Animal testing and cancer:
http://scienceblog.cancerresearchuk.org/2011/06/21/animal-research-is-helping-us-beat-cancer/


So, if you don't want animal testing and are suddenly faced with a cancer diagnosis, do you realize that you are a complete hypocrite and go for the drug that might prolong your life? Or do you accept that you will die, but at least you aren't complicit in the system that uses animals for your benefit.

jr565 said...

"For example, the breast cancer drug tamoxifen – arguably one of the most important cancer drugs of all time – was developed with the aid of animal research. Over the years, it has saved hundreds of thousands of women’s lives."

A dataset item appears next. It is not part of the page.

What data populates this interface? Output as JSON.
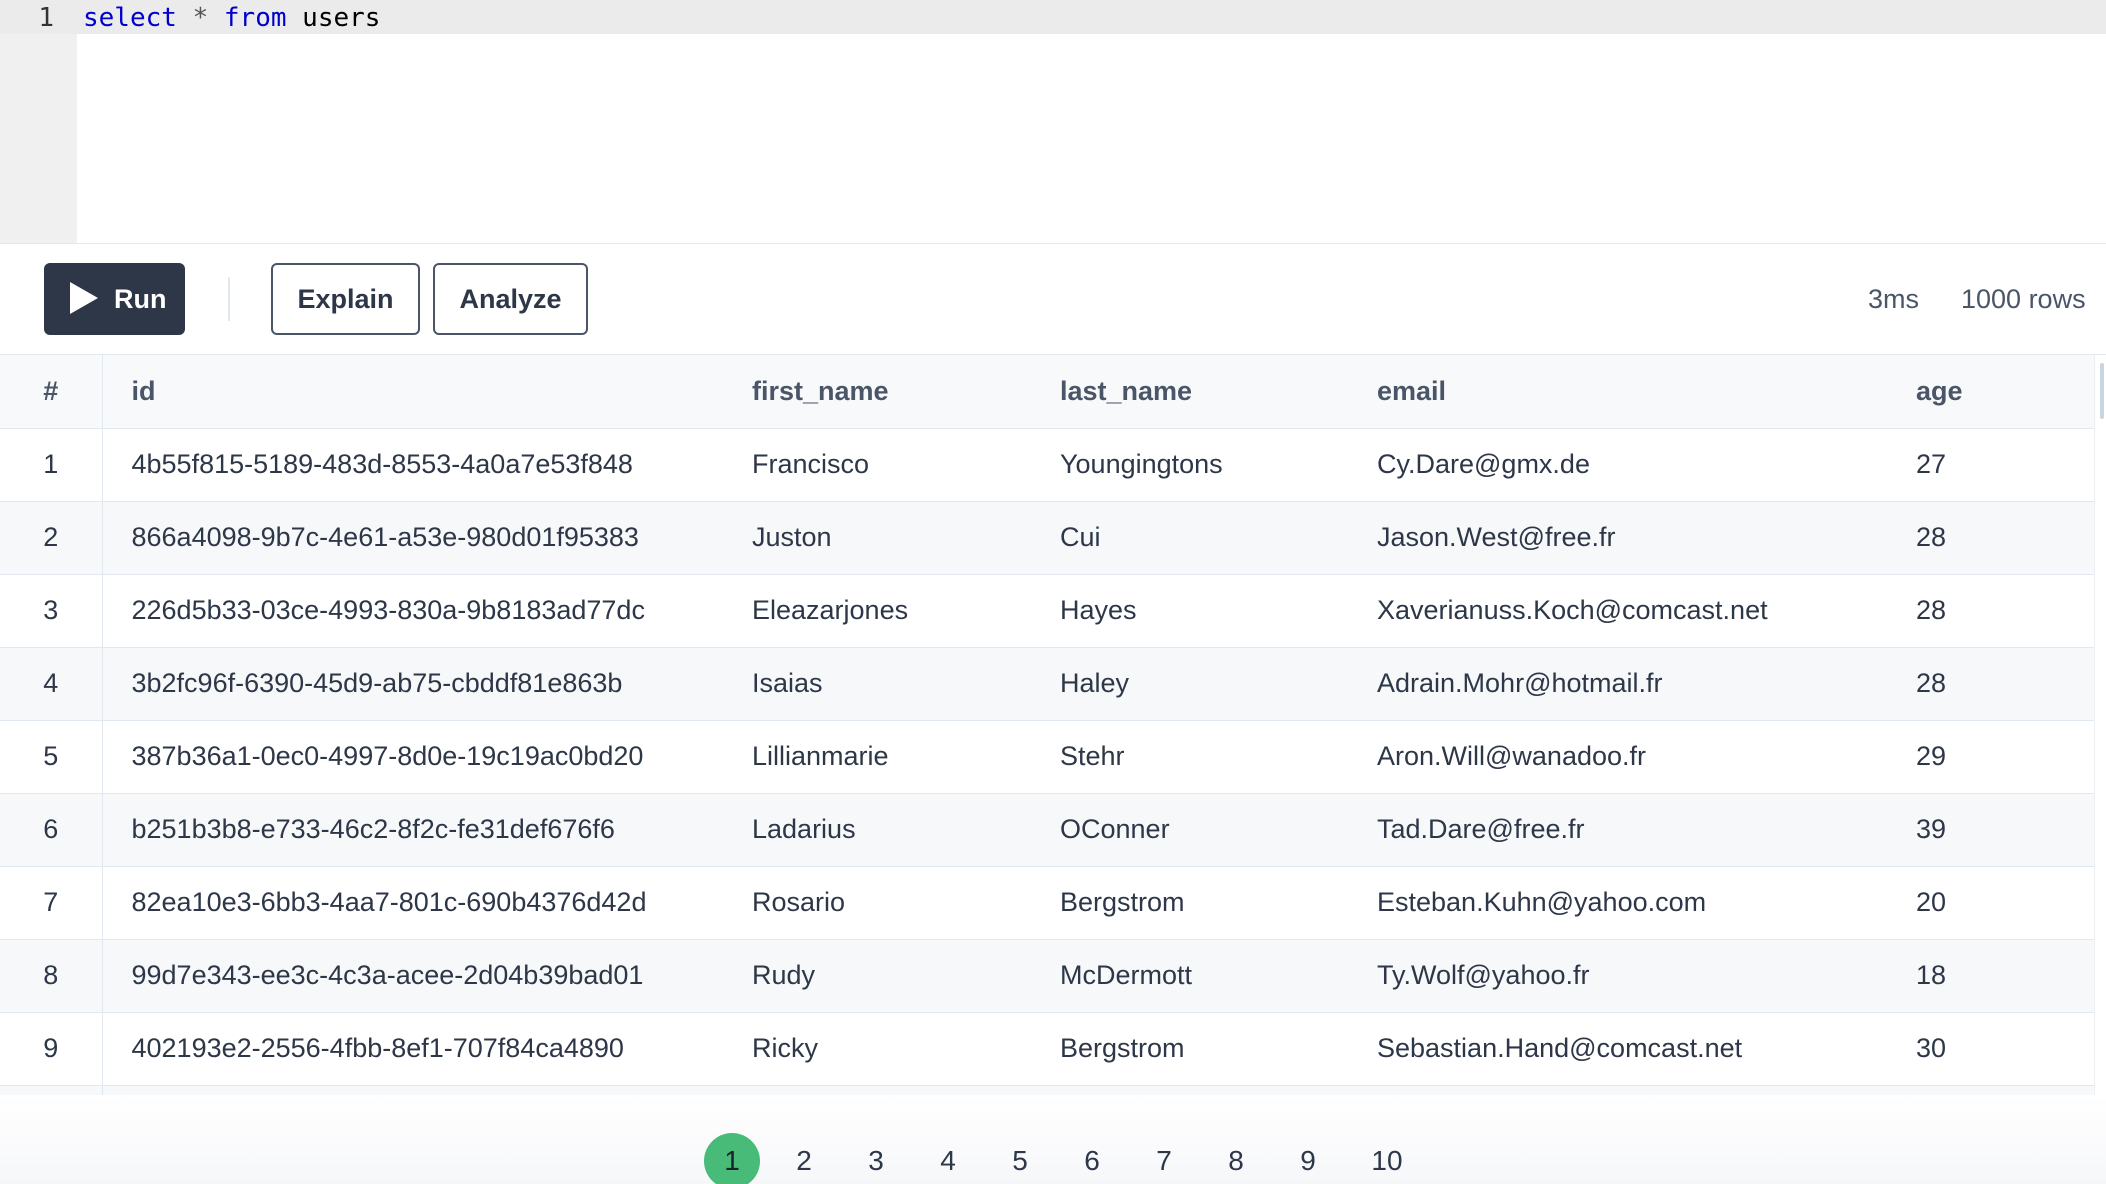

SO, next time we have breast awareness month, lets also have PETA protest those women who take Tamoxifen.
I bet you there are an awful lot of women who are both supportive of science to treat breast cancer and also opposed to animal research (most likely liberals). Any woman alive today because Tamoxifen saved their lives should be thanking animal research and spitting in PETA's general direction.

Michael K said...

"the breast cancer drug tamoxifen – arguably one of the most important cancer drugs of all time – was developed with the aid of animal research. Over the years, it has saved hundreds of thousands of women’s lives."

When I first started in practice, Tamoxifen was a veterinary drug, used in horses I believe. It was cheap until the role it would play in breast cancer became clear. Then the price went up ten times. To be fair, I think the supply was inadequate for the demand and it took money to expand the supply.